Parce que c'était une réception chargée d'un tel symbole, elle était plus éblouissante que toutes celles que j'avais vues jusqu'ici.
Comme je regardais autour de moi avec des yeux brillants, Ares a ri doucement et m'a caressé la joue.
« Quand tu verras le spectacle des fontaines, tout à l'heure, ma petite sœur aura les yeux grands comme des soucoupes. »
« Le spectacle des fontaines ? »
« Oui. Ce sera encore plus joli la nuit. Cette fois, ils vont faire voler de petites lanternes magiques comme des lucioles. »
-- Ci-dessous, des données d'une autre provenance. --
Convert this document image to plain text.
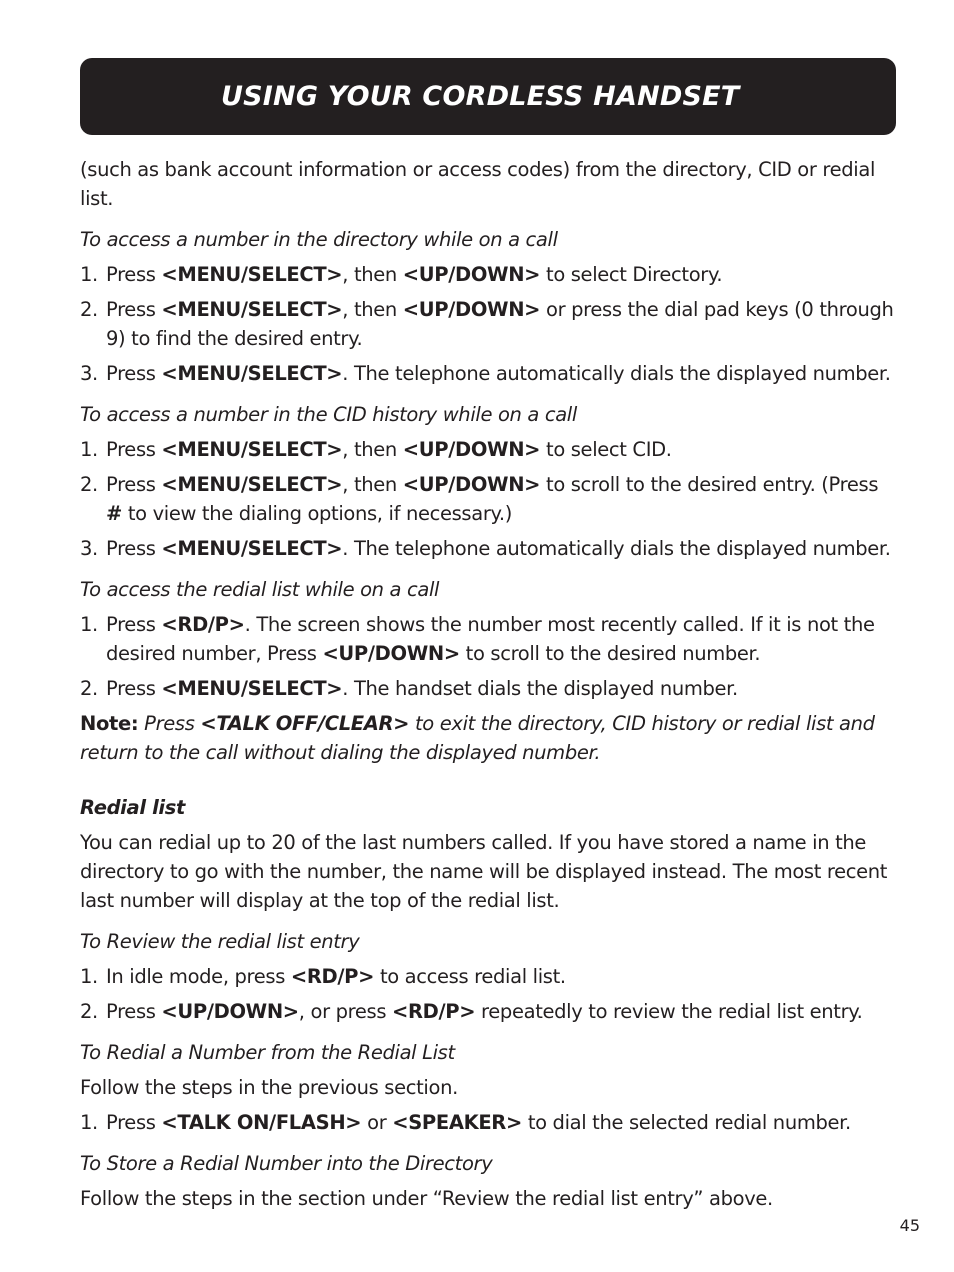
USING YOUR CORDLESS HANDSET

(such as bank account information or access codes) from the directory, CID or redial list.

To access a number in the directory while on a call

1. Press <MENU/SELECT>, then <UP/DOWN> to select Directory.
2. Press <MENU/SELECT>, then <UP/DOWN> or press the dial pad keys (0 through 9) to find the desired entry.
3. Press <MENU/SELECT>. The telephone automatically dials the displayed number.

To access a number in the CID history while on a call

1. Press <MENU/SELECT>, then <UP/DOWN> to select CID.
2. Press <MENU/SELECT>, then <UP/DOWN> to scroll to the desired entry. (Press # to view the dialing options, if necessary.)
3. Press <MENU/SELECT>. The telephone automatically dials the displayed number.

To access the redial list while on a call

1. Press <RD/P>. The screen shows the number most recently called. If it is not the desired number, Press <UP/DOWN> to scroll to the desired number.
2. Press <MENU/SELECT>. The handset dials the displayed number.

Note: Press <TALK OFF/CLEAR> to exit the directory, CID history or redial list and return to the call without dialing the displayed number.

Redial list

You can redial up to 20 of the last numbers called. If you have stored a name in the directory to go with the number, the name will be displayed instead. The most recent last number will display at the top of the redial list.

To Review the redial list entry

1. In idle mode, press <RD/P> to access redial list.
2. Press <UP/DOWN>, or press <RD/P> repeatedly to review the redial list entry.

To Redial a Number from the Redial List

Follow the steps in the previous section.

1. Press <TALK ON/FLASH> or <SPEAKER> to dial the selected redial number.

To Store a Redial Number into the Directory

Follow the steps in the section under “Review the redial list entry” above.

45
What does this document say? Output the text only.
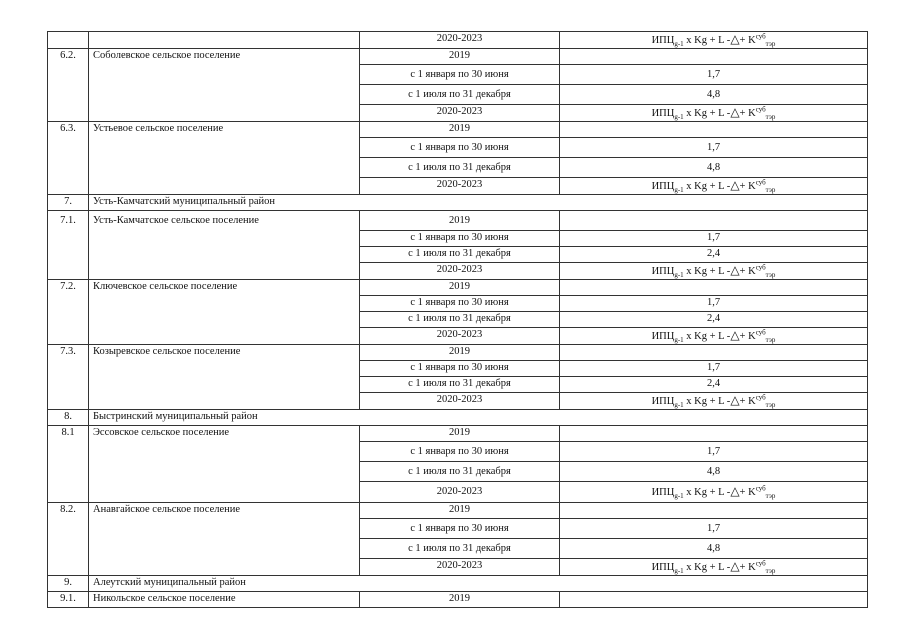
		2020-2023	$ИПЦ_{g-1}$ x Kg + L -△+ $K^{суб}_{тэр}$
6.2.	Соболевское сельское поселение	2019	
		с 1 января по 30 июня	1,7
		с 1 июля по 31 декабря	4,8
		2020-2023	$ИПЦ_{g-1}$ x Kg + L -△+ $K^{суб}_{тэр}$
6.3.	Устьевое сельское поселение	2019	
		с 1 января по 30 июня	1,7
		с 1 июля по 31 декабря	4,8
		2020-2023	$ИПЦ_{g-1}$ x Kg + L -△+ $K^{суб}_{тэр}$
7.	Усть-Камчатский муниципальный район		
7.1.	Усть-Камчатское сельское поселение	2019	
		с 1 января по 30 июня	1,7
		с 1 июля по 31 декабря	2,4
		2020-2023	$ИПЦ_{g-1}$ x Kg + L -△+ $K^{суб}_{тэр}$
7.2.	Ключевское сельское поселение	2019	
		с 1 января по 30 июня	1,7
		с 1 июля по 31 декабря	2,4
		2020-2023	$ИПЦ_{g-1}$ x Kg + L -△+ $K^{суб}_{тэр}$
7.3.	Козыревское сельское поселение	2019	
		с 1 января по 30 июня	1,7
		с 1 июля по 31 декабря	2,4
		2020-2023	$ИПЦ_{g-1}$ x Kg + L -△+ $K^{суб}_{тэр}$
8.	Быстринский муниципальный район		
8.1	Эссовское сельское поселение	2019	
		с 1 января по 30 июня	1,7
		с 1 июля по 31 декабря	4,8
		2020-2023	$ИПЦ_{g-1}$ x Kg + L -△+ $K^{суб}_{тэр}$
8.2.	Анавгайское сельское поселение	2019	
		с 1 января по 30 июня	1,7
		с 1 июля по 31 декабря	4,8
		2020-2023	$ИПЦ_{g-1}$ x Kg + L -△+ $K^{суб}_{тэр}$
9.	Алеутский муниципальный район		
9.1.	Никольское сельское поселение	2019	
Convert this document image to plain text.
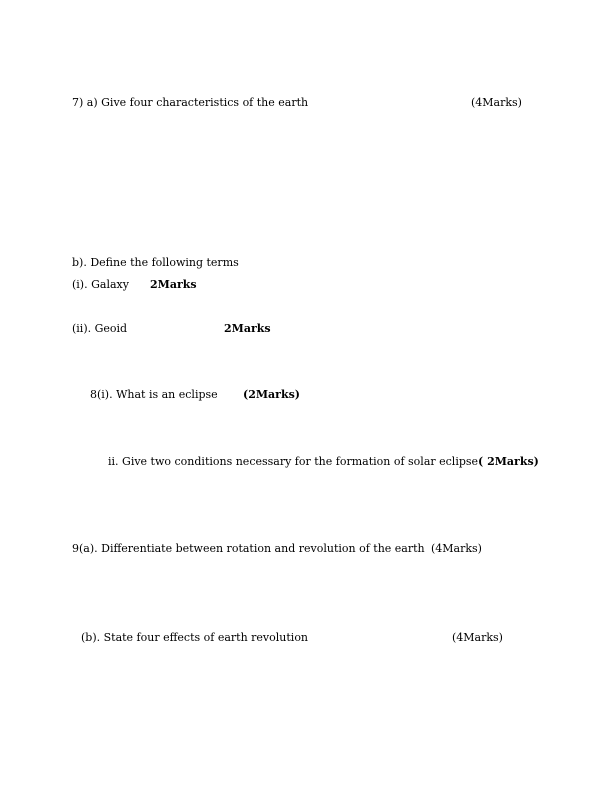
7) a) Give four characteristics of the earth	(4Marks)
b). Define the following terms
(i). Galaxy 2Marks
(ii). Geoid	2Marks
8(i). What is an eclipse (2Marks)
ii. Give two conditions necessary for the formation of solar eclipse( 2Marks)
9(a). Differentiate between rotation and revolution of the earth (4Marks)
(b). State four effects of earth revolution	(4Marks)
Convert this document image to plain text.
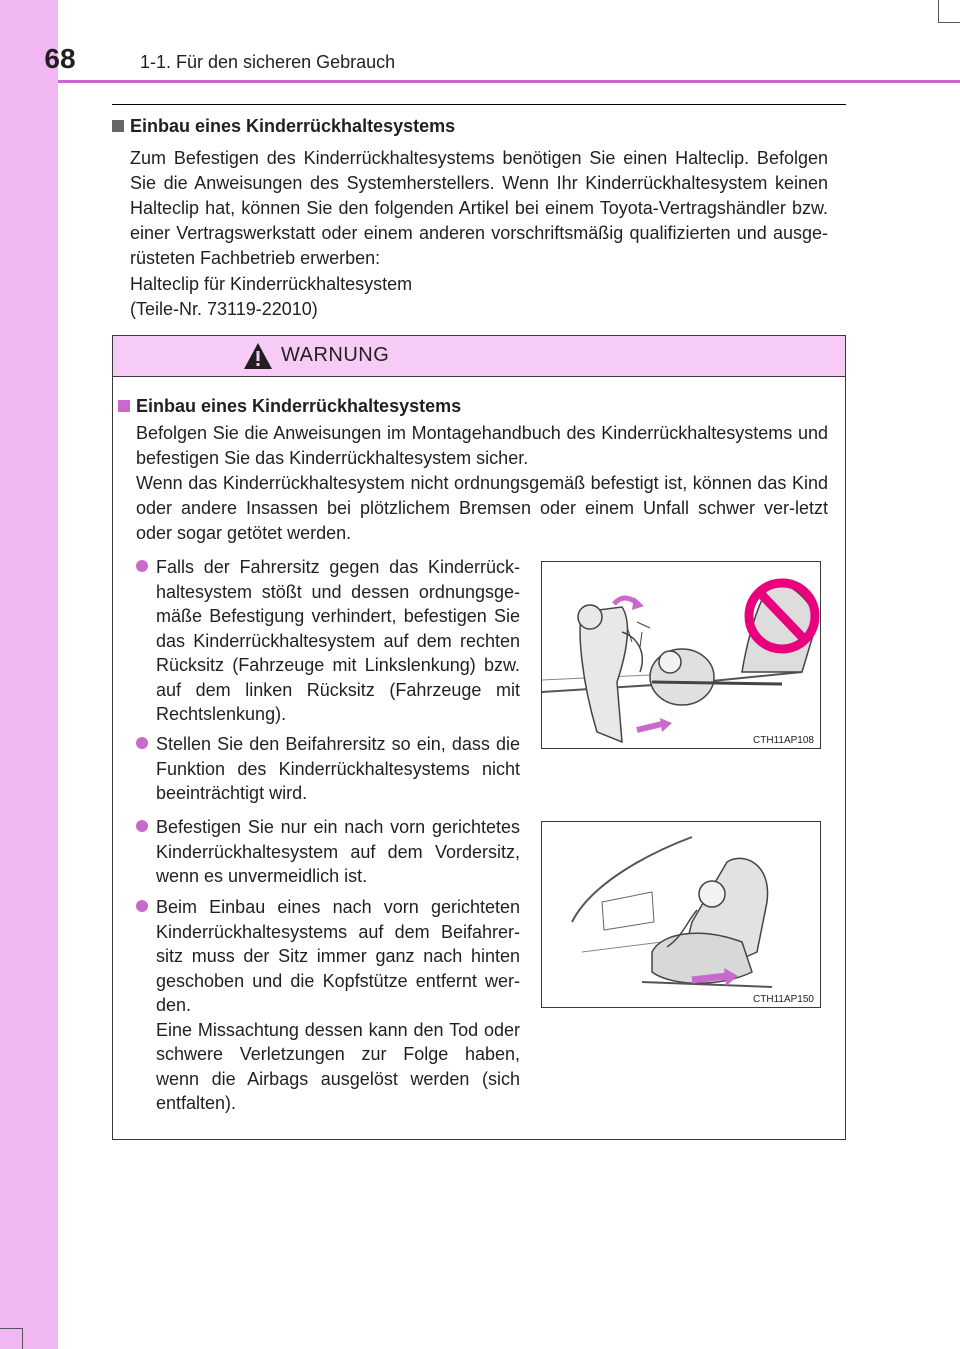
68	1-1. Für den sicheren Gebrauch
Einbau eines Kinderrückhaltesystems

Zum Befestigen des Kinderrückhaltesystems benötigen Sie einen Halteclip. Befolgen Sie die Anweisungen des Systemherstellers. Wenn Ihr Kinderrückhaltesystem keinen Halteclip hat, können Sie den folgenden Artikel bei einem Toyota-Vertragshändler bzw. einer Vertragswerkstatt oder einem anderen vorschriftsmäßig qualifizierten und ausge-rüsteten Fachbetrieb erwerben:

Halteclip für Kinderrückhaltesystem
(Teile-Nr. 73119-22010)
WARNUNG
Einbau eines Kinderrückhaltesystems

Befolgen Sie die Anweisungen im Montagehandbuch des Kinderrückhaltesystems und befestigen Sie das Kinderrückhaltesystem sicher.

Wenn das Kinderrückhaltesystem nicht ordnungsgemäß befestigt ist, können das Kind oder andere Insassen bei plötzlichem Bremsen oder einem Unfall schwer ver-letzt oder sogar getötet werden.

Falls der Fahrersitz gegen das Kinderrück-haltesystem stößt und dessen ordnungsge-mäße Befestigung verhindert, befestigen Sie das Kinderrückhaltesystem auf dem rechten Rücksitz (Fahrzeuge mit Linkslenkung) bzw. auf dem linken Rücksitz (Fahrzeuge mit Rechtslenkung).
Stellen Sie den Beifahrersitz so ein, dass die Funktion des Kinderrückhaltesystems nicht beeinträchtigt wird.
Befestigen Sie nur ein nach vorn gerichtetes Kinderrückhaltesystem auf dem Vordersitz, wenn es unvermeidlich ist.
Beim Einbau eines nach vorn gerichteten Kinderrückhaltesystems auf dem Beifahrer-sitz muss der Sitz immer ganz nach hinten geschoben und die Kopfstütze entfernt wer-den.
Eine Missachtung dessen kann den Tod oder schwere Verletzungen zur Folge haben, wenn die Airbags ausgelöst werden (sich entfalten).
CTH11AP108
CTH11AP150
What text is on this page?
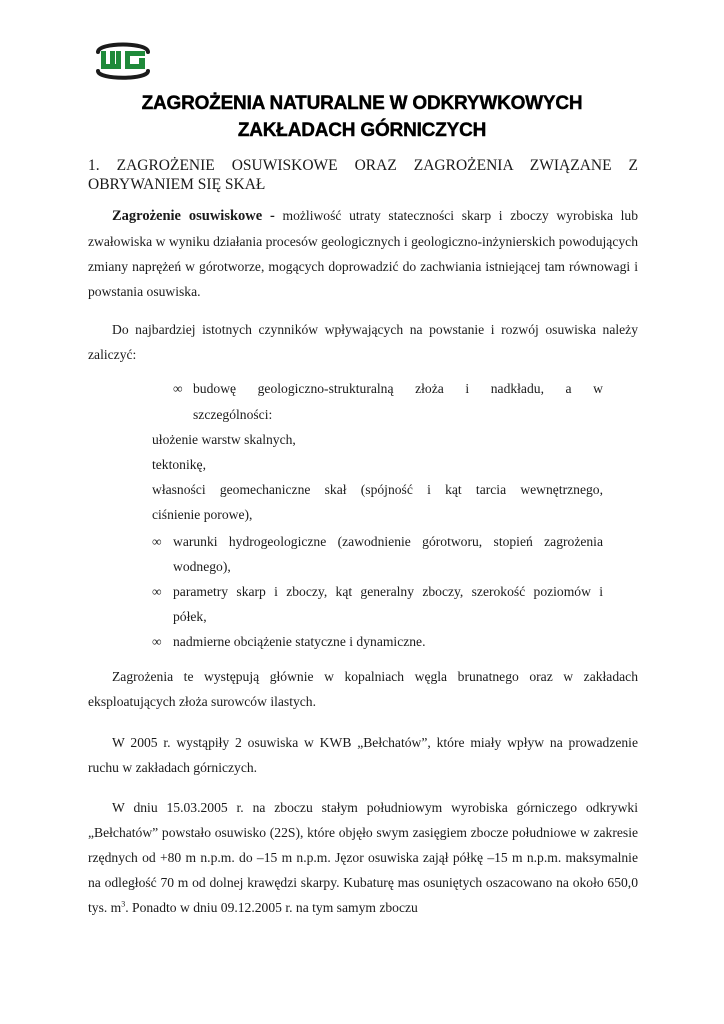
ZAGROŻENIA NATURALNE W ODKRYWKOWYCH
ZAKŁADACH GÓRNICZYCH
1. ZAGROŻENIE OSUWISKOWE ORAZ ZAGROŻENIA ZWIĄZANE Z
OBRYWANIEM SIĘ SKAŁ
Zagrożenie osuwiskowe - możliwość utraty stateczności skarp i zboczy wyrobiska lub zwałowiska w wyniku działania procesów geologicznych i geologiczno-inżynierskich powodujących zmiany naprężeń w górotworze, mogących doprowadzić do zachwiania istniejącej tam równowagi i powstania osuwiska.
Do najbardziej istotnych czynników wpływających na powstanie i rozwój osuwiska należy zaliczyć:
∞ budowę geologiczno-strukturalną złoża i nadkładu, a w
szczególności:
ułożenie warstw skalnych,
tektonikę,
własności geomechaniczne skał (spójność i kąt tarcia wewnętrznego,
ciśnienie porowe),
∞ warunki hydrogeologiczne (zawodnienie górotworu, stopień zagrożenia
wodnego),
∞ parametry skarp i zboczy, kąt generalny zboczy, szerokość poziomów i
półek,
∞ nadmierne obciążenie statyczne i dynamiczne.
Zagrożenia te występują głównie w kopalniach węgla brunatnego oraz w zakładach eksploatujących złoża surowców ilastych.
W 2005 r. wystąpiły 2 osuwiska w KWB „Bełchatów”, które miały wpływ na prowadzenie ruchu w zakładach górniczych.
W dniu 15.03.2005 r. na zboczu stałym południowym wyrobiska górniczego odkrywki „Bełchatów” powstało osuwisko (22S), które objęło swym zasięgiem zbocze południowe w zakresie rzędnych od +80 m n.p.m. do –15 m n.p.m. Jęzor osuwiska zajął półkę –15 m n.p.m. maksymalnie na odległość 70 m od dolnej krawędzi skarpy. Kubaturę mas osuniętych oszacowano na około 650,0 tys. $m^3$. Ponadto w dniu 09.12.2005 r. na tym samym zboczu
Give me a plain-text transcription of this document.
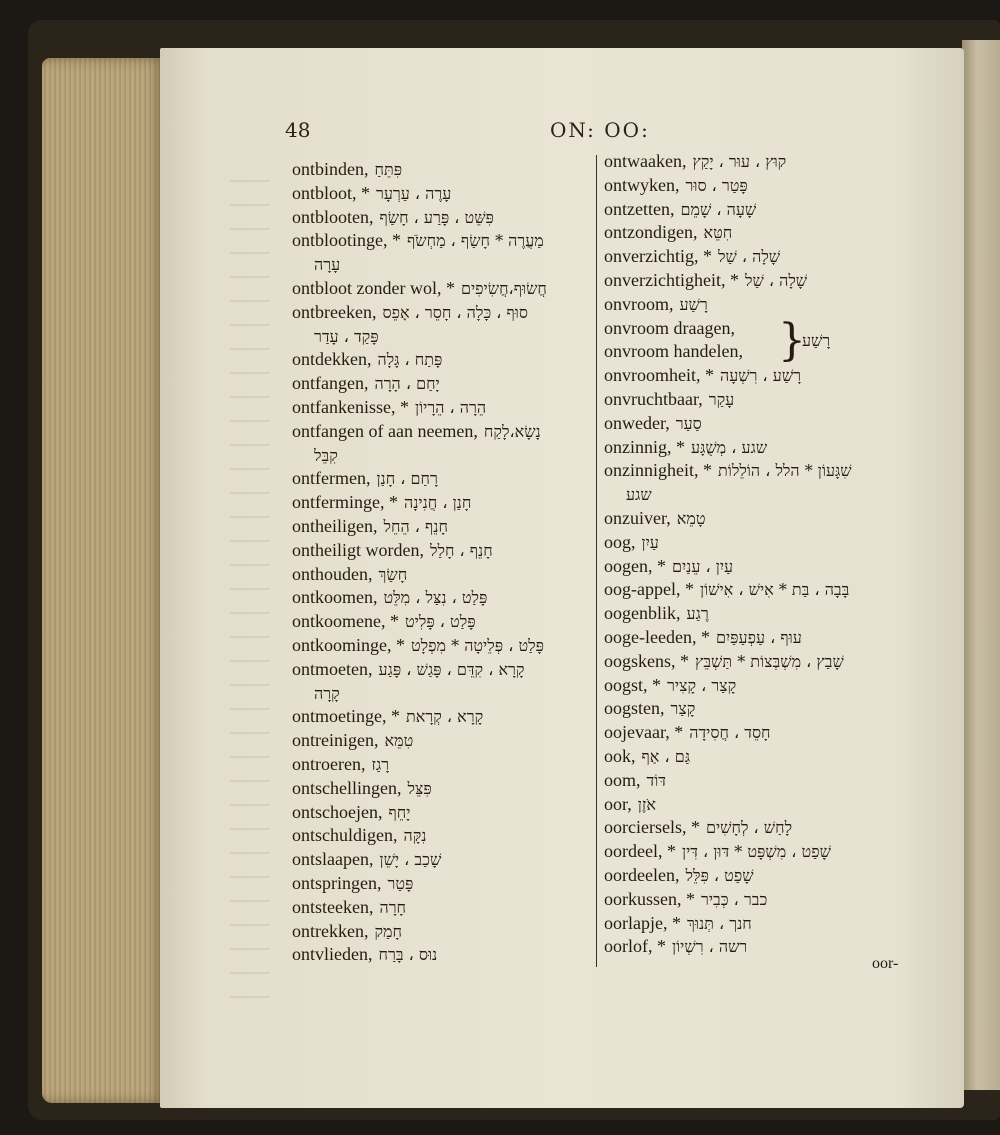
48	ON: OO:
ontbinden, פִּתֵּחַ
ontbloot, * עָרֶה ، עַרְעָר
ontblooten, פִּשֵּׁט ، פָּרַע ، חָשַׂף
ontblootinge, * מַעֲרֶה * חָשַׂף ، מַחְשֹׂף
עָרָה
ontbloot zonder wol, * חֲשׂוּף،חֲשִׂיפִים
ontbreeken, סוּף ، כָּלָה ، חָסֵר ، אָפֵס
פָּקַד ، עָדַר
ontdekken, פָּתַח ، גָּלָה
ontfangen, יָחַם ، הָרָה
ontfankenisse, * הֵרָה ، הֵרָיוֹן
ontfangen of aan neemen, נָשָׂא،לָקַח
קִבֵּל
ontfermen, רָחַם ، חָנַן
ontferminge, * חָנַן ، חֲנִינָה
ontheiligen, חָנֵף ، הֵחֵל
ontheiligt worden, חָנֵף ، חָלַל
onthouden, חָשַׂךְ
ontkoomen, פָּלַט ، נִצַּל ، מִלֵּט
ontkoomene, * פָּלַט ، פָּלִיט
ontkoominge, * פָּלַט ، פְּלֵיטָה * מִפְלָט
ontmoeten, קָרָא ، קִדֵּם ، פָּגַשׁ ، פָּגַע
קָרָה
ontmoetinge, * קָרָא ، קְרָאת
ontreinigen, טִמֵּא
ontroeren, רָגַז
ontschellingen, פִּצֵּל
ontschoejen, יָחֵף
ontschuldigen, נִקָּה
ontslaapen, שָׁכַב ، יָשֵׁן
ontspringen, פָּטַר
ontsteeken, חָרָה
ontrekken, חָמַק
ontvlieden, נוּס ، בָּרַח
ontwaaken, קוּץ ، עוּר ، יָקַץ
ontwyken, פָּטַר ، סוּר
ontzetten, שָׁעָה ، שָׁמֵם
ontzondigen, חִטֵּא
onverzichtig, * שָׁלָה ، שַׁל
onverzichtigheit, * שָׁלָה ، שַׁל
onvroom, רָשַׁע
onvroom draagen, }
רָשַׁע
onvroom handelen,
onvroomheit, * רָשַׁע ، רִשְׁעָה
onvruchtbaar, עָקַר
onweder, סַעַר
onzinnig, * שגע ، מְשֻׁגָּע
onzinnigheit, * שִׁגָּעוֹן * הלל ، הוֹלֵלוֹת
שגע
onzuiver, טָמֵא
oog, עַיִן
oogen, * עַיִן ، עֵנַיִם
oog-appel, * בָּבָה ، בַּת * אִישׁ ، אִישׁוֹן
oogenblik, רֶגַע
ooge-leeden, * עוּף ، עַפְעַפַּיִם
oogskens, * שָׁבַץ ، מִשְׁבְּצוֹת * תַּשְׁבֵּץ
oogst, * קָצַר ، קָצִיר
oogsten, קָצַר
oojevaar, * חָסֵד ، חֲסִידָה
ook, גַּם ، אַף
oom, דּוֹד
oor, אֹזֶן
oorciersels, * לָחַשׁ ، לְחָשִׁים
oordeel, * שָׁפַט ، מִשְׁפָּט * דּוּן ، דִּין
oordeelen, שָׁפַט ، פִּלֵּל
oorkussen, * כבר ، כְּבִיר
oorlapje, * חנך ، תְּנוּךְ
oorlof, * רשה ، רִשְׁיוֹן
oor-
« Il faut que je voie ça ! »
J'ai serré le poing.
« Sa Majesté la concubine impériale a vraiment beaucoup de goût ! »
Chaque année, le banquet de début d'été du palais impérial était organisé par l'Impératrice, mais cette année, c'était la concubine impériale qui le tenait.
Comme on avait retiré son sceau à l'Impératrice, la concubine impériale agissait à sa place.
C'est pour cela qu'on disait qu'on y avait mis encore plus de soin que les années précédentes.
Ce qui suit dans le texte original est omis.